The consortium will work towards the next development phase, which is the construction of the Advanced Lead-cooled Fast Reactor European Demonstrator (ALFRED) in Pitești, Romania. It will focus on the technical and economic feasibility of future commercial SMRs. The partners will leverage and expand on the work done over the past ten years by Ansaldo Nucleare, ENEA and RATEN under the Fostering ALFRED Construction (FALCON) consortium toward this objective.
A three-hundred-megawatt demonstration ALFRED reactor is being constructed at RATEN-ICN’s facility in Mioveni, near Pitesti. At that location, a fuel manufacturing plant is in operation for the country’s two operating Candu reactors. ALFRED is considered to be a prelude to an industrial demonstration reactor of about three hundred to four hundred megawatts. The lead-cooled reactor will employ mixed-oxide fuel. It will operate at temperatures around five hundred and fifty and will include passive safety systems.
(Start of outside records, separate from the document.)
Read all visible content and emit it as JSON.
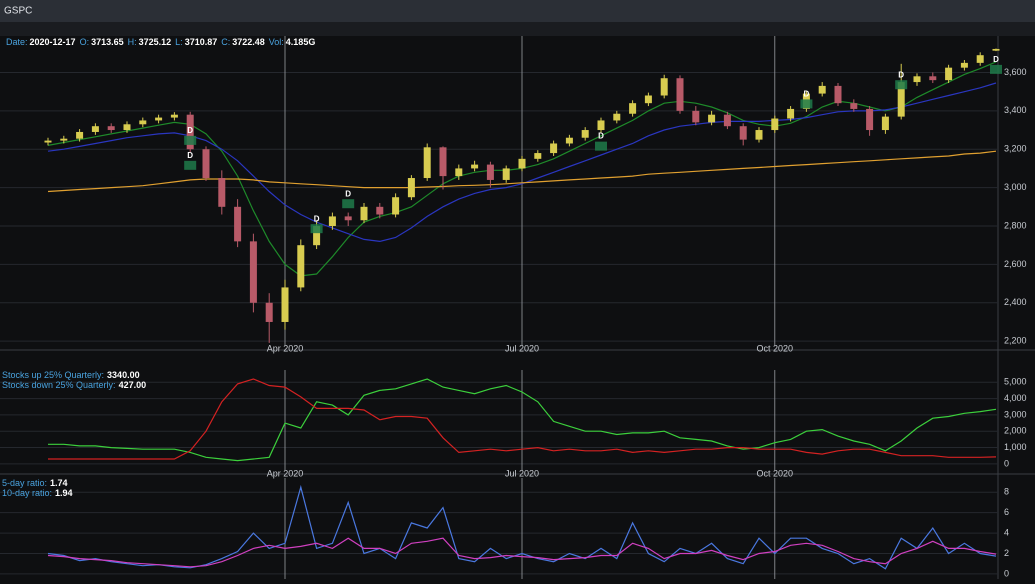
{
  "window_title": "GSPC",
  "chart_data": [
    {
      "type": "candlestick",
      "info": [
        {
          "label": "Date:",
          "value": "2020-12-17"
        },
        {
          "label": "O:",
          "value": "3713.65"
        },
        {
          "label": "H:",
          "value": "3725.12"
        },
        {
          "label": "L:",
          "value": "3710.87"
        },
        {
          "label": "C:",
          "value": "3722.48"
        },
        {
          "label": "Vol:",
          "value": "4.185G"
        }
      ],
      "categories": [
        null,
        null,
        null,
        null,
        null,
        null,
        null,
        null,
        null,
        null,
        null,
        null,
        null,
        null,
        null,
        "Apr 2020",
        null,
        null,
        null,
        null,
        null,
        null,
        null,
        null,
        null,
        null,
        null,
        null,
        null,
        null,
        "Jul 2020",
        null,
        null,
        null,
        null,
        null,
        null,
        null,
        null,
        null,
        null,
        null,
        null,
        null,
        null,
        null,
        "Oct 2020",
        null,
        null,
        null,
        null,
        null,
        null,
        null,
        null,
        null,
        null,
        null,
        null,
        null,
        null
      ],
      "open": [
        3235,
        3245,
        3255,
        3290,
        3320,
        3300,
        3330,
        3350,
        3365,
        3380,
        3200,
        3050,
        2900,
        2720,
        2400,
        2300,
        2480,
        2700,
        2800,
        2850,
        2830,
        2900,
        2860,
        2950,
        3050,
        3210,
        3060,
        3100,
        3120,
        3040,
        3100,
        3150,
        3180,
        3230,
        3260,
        3300,
        3350,
        3385,
        3440,
        3480,
        3570,
        3400,
        3340,
        3380,
        3320,
        3250,
        3300,
        3360,
        3410,
        3490,
        3530,
        3440,
        3410,
        3300,
        3370,
        3550,
        3580,
        3560,
        3625,
        3650,
        3713.65
      ],
      "high": [
        3260,
        3270,
        3305,
        3335,
        3335,
        3345,
        3365,
        3380,
        3393,
        3395,
        3215,
        3090,
        2940,
        2760,
        2450,
        2520,
        2730,
        2830,
        2870,
        2870,
        2920,
        2920,
        2970,
        3065,
        3230,
        3215,
        3120,
        3140,
        3135,
        3115,
        3165,
        3195,
        3245,
        3275,
        3315,
        3365,
        3400,
        3455,
        3495,
        3588,
        3585,
        3425,
        3400,
        3395,
        3335,
        3315,
        3375,
        3425,
        3505,
        3550,
        3545,
        3460,
        3425,
        3385,
        3645,
        3595,
        3600,
        3640,
        3665,
        3705,
        3725.12
      ],
      "low": [
        3220,
        3230,
        3240,
        3275,
        3285,
        3285,
        3315,
        3335,
        3350,
        3185,
        3035,
        2860,
        2690,
        2350,
        2191,
        2260,
        2460,
        2680,
        2780,
        2800,
        2815,
        2840,
        2845,
        2935,
        3035,
        2990,
        3040,
        3085,
        3000,
        3025,
        3085,
        3135,
        3165,
        3215,
        3245,
        3285,
        3335,
        3370,
        3425,
        3465,
        3385,
        3325,
        3325,
        3305,
        3220,
        3235,
        3285,
        3345,
        3395,
        3475,
        3425,
        3395,
        3270,
        3280,
        3355,
        3530,
        3545,
        3545,
        3610,
        3635,
        3710.87
      ],
      "close": [
        3245,
        3255,
        3290,
        3320,
        3300,
        3330,
        3350,
        3365,
        3380,
        3200,
        3050,
        2900,
        2720,
        2400,
        2300,
        2480,
        2700,
        2800,
        2850,
        2830,
        2900,
        2860,
        2950,
        3050,
        3210,
        3060,
        3100,
        3120,
        3040,
        3100,
        3150,
        3180,
        3230,
        3260,
        3300,
        3350,
        3385,
        3440,
        3480,
        3570,
        3400,
        3340,
        3380,
        3320,
        3250,
        3300,
        3360,
        3410,
        3490,
        3530,
        3440,
        3410,
        3300,
        3370,
        3550,
        3580,
        3560,
        3625,
        3650,
        3690,
        3722.48
      ],
      "up_color": "#d8cc50",
      "down_color": "#b85a68",
      "series": [
        {
          "color": "#1e8a2a",
          "values": [
            3220,
            3235,
            3250,
            3265,
            3280,
            3295,
            3310,
            3325,
            3340,
            3330,
            3280,
            3190,
            3060,
            2880,
            2720,
            2600,
            2540,
            2550,
            2640,
            2740,
            2820,
            2850,
            2870,
            2900,
            2960,
            3020,
            3060,
            3080,
            3090,
            3090,
            3100,
            3120,
            3150,
            3190,
            3230,
            3270,
            3310,
            3350,
            3400,
            3440,
            3450,
            3440,
            3420,
            3390,
            3350,
            3330,
            3320,
            3335,
            3370,
            3420,
            3450,
            3440,
            3420,
            3400,
            3420,
            3470,
            3510,
            3550,
            3590,
            3620,
            3655
          ]
        },
        {
          "color": "#2a36c0",
          "values": [
            3190,
            3200,
            3215,
            3230,
            3245,
            3260,
            3270,
            3280,
            3285,
            3270,
            3245,
            3200,
            3140,
            3060,
            2980,
            2910,
            2860,
            2820,
            2790,
            2760,
            2730,
            2720,
            2740,
            2790,
            2850,
            2900,
            2940,
            2970,
            2990,
            3000,
            3020,
            3050,
            3080,
            3110,
            3140,
            3170,
            3200,
            3230,
            3270,
            3300,
            3320,
            3330,
            3340,
            3345,
            3345,
            3345,
            3350,
            3355,
            3365,
            3380,
            3395,
            3400,
            3400,
            3405,
            3420,
            3440,
            3460,
            3480,
            3500,
            3520,
            3545
          ]
        },
        {
          "color": "#e0a030",
          "values": [
            2980,
            2985,
            2990,
            2995,
            3000,
            3005,
            3010,
            3020,
            3030,
            3040,
            3045,
            3045,
            3045,
            3040,
            3030,
            3025,
            3020,
            3015,
            3010,
            3005,
            3000,
            3000,
            3000,
            3000,
            3003,
            3006,
            3010,
            3012,
            3015,
            3020,
            3025,
            3030,
            3035,
            3040,
            3045,
            3050,
            3055,
            3060,
            3070,
            3075,
            3080,
            3085,
            3090,
            3095,
            3100,
            3105,
            3110,
            3115,
            3120,
            3125,
            3130,
            3135,
            3140,
            3145,
            3150,
            3155,
            3160,
            3165,
            3175,
            3180,
            3190
          ]
        }
      ],
      "annotations": [
        {
          "text": "D",
          "x": 9,
          "y": 3280
        },
        {
          "text": "D",
          "x": 9,
          "y": 3150
        },
        {
          "text": "D",
          "x": 17,
          "y": 2820
        },
        {
          "text": "D",
          "x": 19,
          "y": 2950
        },
        {
          "text": "D",
          "x": 35,
          "y": 3250
        },
        {
          "text": "D",
          "x": 48,
          "y": 3470
        },
        {
          "text": "D",
          "x": 54,
          "y": 3570
        },
        {
          "text": "D",
          "x": 60,
          "y": 3650
        }
      ],
      "ylim": [
        2180,
        3790
      ],
      "yticks": [
        {
          "value": 2200,
          "label": "2,200"
        },
        {
          "value": 2400,
          "label": "2,400"
        },
        {
          "value": 2600,
          "label": "2,600"
        },
        {
          "value": 2800,
          "label": "2,800"
        },
        {
          "value": 3000,
          "label": "3,000"
        },
        {
          "value": 3200,
          "label": "3,200"
        },
        {
          "value": 3400,
          "label": "3,400"
        },
        {
          "value": 3600,
          "label": "3,600"
        }
      ],
      "grid": true
    },
    {
      "type": "line",
      "categories": [
        null,
        null,
        null,
        null,
        null,
        null,
        null,
        null,
        null,
        null,
        null,
        null,
        null,
        null,
        null,
        "Apr 2020",
        null,
        null,
        null,
        null,
        null,
        null,
        null,
        null,
        null,
        null,
        null,
        null,
        null,
        null,
        "Jul 2020",
        null,
        null,
        null,
        null,
        null,
        null,
        null,
        null,
        null,
        null,
        null,
        null,
        null,
        null,
        null,
        "Oct 2020",
        null,
        null,
        null,
        null,
        null,
        null,
        null,
        null,
        null,
        null,
        null,
        null,
        null,
        null
      ],
      "series": [
        {
          "name": "Stocks up 25% Quarterly:",
          "last_label": "3340.00",
          "color": "#3ccf3c",
          "values": [
            1200,
            1200,
            1100,
            1100,
            1000,
            950,
            900,
            900,
            900,
            700,
            400,
            300,
            200,
            300,
            400,
            2500,
            2200,
            3800,
            3600,
            3000,
            4200,
            4500,
            4600,
            4900,
            5200,
            4700,
            4500,
            4300,
            4600,
            4800,
            4400,
            3800,
            2600,
            2300,
            2000,
            2000,
            1800,
            1900,
            1900,
            2000,
            1600,
            1500,
            1400,
            1100,
            900,
            1000,
            1300,
            1500,
            2000,
            2100,
            1700,
            1400,
            1200,
            800,
            1400,
            2200,
            2800,
            2900,
            3100,
            3200,
            3340
          ]
        },
        {
          "name": "Stocks down 25% Quarterly:",
          "last_label": "427.00",
          "color": "#d42222",
          "values": [
            300,
            300,
            300,
            300,
            300,
            300,
            300,
            300,
            300,
            800,
            2000,
            3800,
            4900,
            5200,
            4800,
            4700,
            4100,
            3400,
            3400,
            3400,
            3300,
            2700,
            2900,
            2900,
            2800,
            1600,
            700,
            800,
            900,
            800,
            900,
            1000,
            800,
            900,
            800,
            800,
            900,
            700,
            800,
            700,
            800,
            900,
            900,
            1000,
            1000,
            900,
            900,
            900,
            700,
            600,
            800,
            900,
            900,
            700,
            500,
            500,
            500,
            400,
            400,
            400,
            427
          ]
        }
      ],
      "ylim": [
        -375,
        5750
      ],
      "yticks": [
        0,
        {
          "value": 1000,
          "label": "1,000"
        },
        {
          "value": 2000,
          "label": "2,000"
        },
        {
          "value": 3000,
          "label": "3,000"
        },
        {
          "value": 4000,
          "label": "4,000"
        },
        {
          "value": 5000,
          "label": "5,000"
        }
      ],
      "grid": true
    },
    {
      "type": "line",
      "series": [
        {
          "name": "5-day ratio:",
          "last_label": "1.74",
          "color": "#4a78e0",
          "values": [
            2.0,
            1.8,
            1.3,
            1.5,
            1.2,
            1.0,
            0.8,
            0.9,
            0.7,
            0.6,
            0.9,
            1.5,
            2.2,
            4.0,
            2.5,
            3.0,
            8.5,
            2.5,
            3.0,
            7.0,
            2.0,
            2.5,
            1.5,
            5.0,
            4.5,
            6.5,
            1.5,
            1.2,
            2.5,
            1.5,
            2.0,
            1.5,
            1.2,
            2.0,
            1.5,
            2.5,
            1.5,
            5.0,
            2.0,
            1.2,
            2.5,
            2.0,
            3.0,
            1.5,
            1.0,
            3.5,
            2.0,
            3.5,
            3.5,
            2.5,
            2.0,
            1.0,
            1.5,
            0.5,
            3.5,
            2.5,
            4.5,
            2.0,
            3.0,
            2.0,
            1.74
          ]
        },
        {
          "name": "10-day ratio:",
          "last_label": "1.94",
          "color": "#d040c0",
          "values": [
            1.8,
            1.7,
            1.5,
            1.4,
            1.3,
            1.1,
            1.0,
            0.9,
            0.8,
            0.7,
            0.8,
            1.2,
            1.8,
            2.5,
            2.8,
            2.5,
            2.7,
            3.0,
            2.5,
            3.5,
            2.5,
            2.5,
            2.0,
            3.0,
            3.2,
            3.5,
            1.8,
            1.5,
            1.6,
            1.8,
            1.7,
            1.6,
            1.4,
            1.5,
            1.6,
            1.8,
            1.8,
            3.0,
            2.5,
            1.5,
            2.0,
            2.0,
            2.3,
            1.8,
            1.4,
            2.0,
            2.2,
            2.8,
            3.0,
            2.8,
            2.2,
            1.5,
            1.2,
            1.0,
            2.0,
            2.5,
            3.2,
            2.5,
            2.5,
            2.2,
            1.94
          ]
        }
      ],
      "ylim": [
        -0.5,
        9.4
      ],
      "yticks": [
        0,
        2,
        4,
        6,
        8
      ],
      "grid": true
    }
  ]
}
The total cost of the project is put at some one billion one hundred million dollars.
The design of the ALRED reactor and the integrated project were led by Ansaldo Nucleare under the seventh Euratom framework program. ENEA performed the core design, technological development and safety analyses involving numerical and experimental approaches.
SCK-CEN said, “Thanks to the Myrrha (Multipurpose Hybrid Research Reactor for High-tech Applications accelerator-driven research reactor) project, SCK-CEN is a global leader in lead-bismuth research, and it will merge its acquired knowledge with RATEN’s extensive expertise in lead and ENEA’s widespread experience in lead technology development. Westinghouse Electric Company and Ansaldo Nucleare will bring extensive experience in design, licensing, construction and commercialization of nuclear power plants globally.”
Prime Minister De Croo said, “A year and a half ago, we took the strategic decision to accelerate our energy transition. Reducing our dependence on fossil fuels, limiting our gas emissions and our dependence on countries like Russia, by investing massively in offshore energy, hydrogen infrastructure, but also the nuclear power of the future. We have decided to do this by drawing on the expertise developed in Belgium, and by allocating EUR100 million to the research and development of SMRs. From the beginning, we are convinced that this would be set up in cooperation with international partners. The agreement SCK-CEN has just signed today with Ansaldo Nucleare, ENEA, RATEN and Westinghouse is the first visible milestone in this strategy, a solid foundation on which we will continue to build.”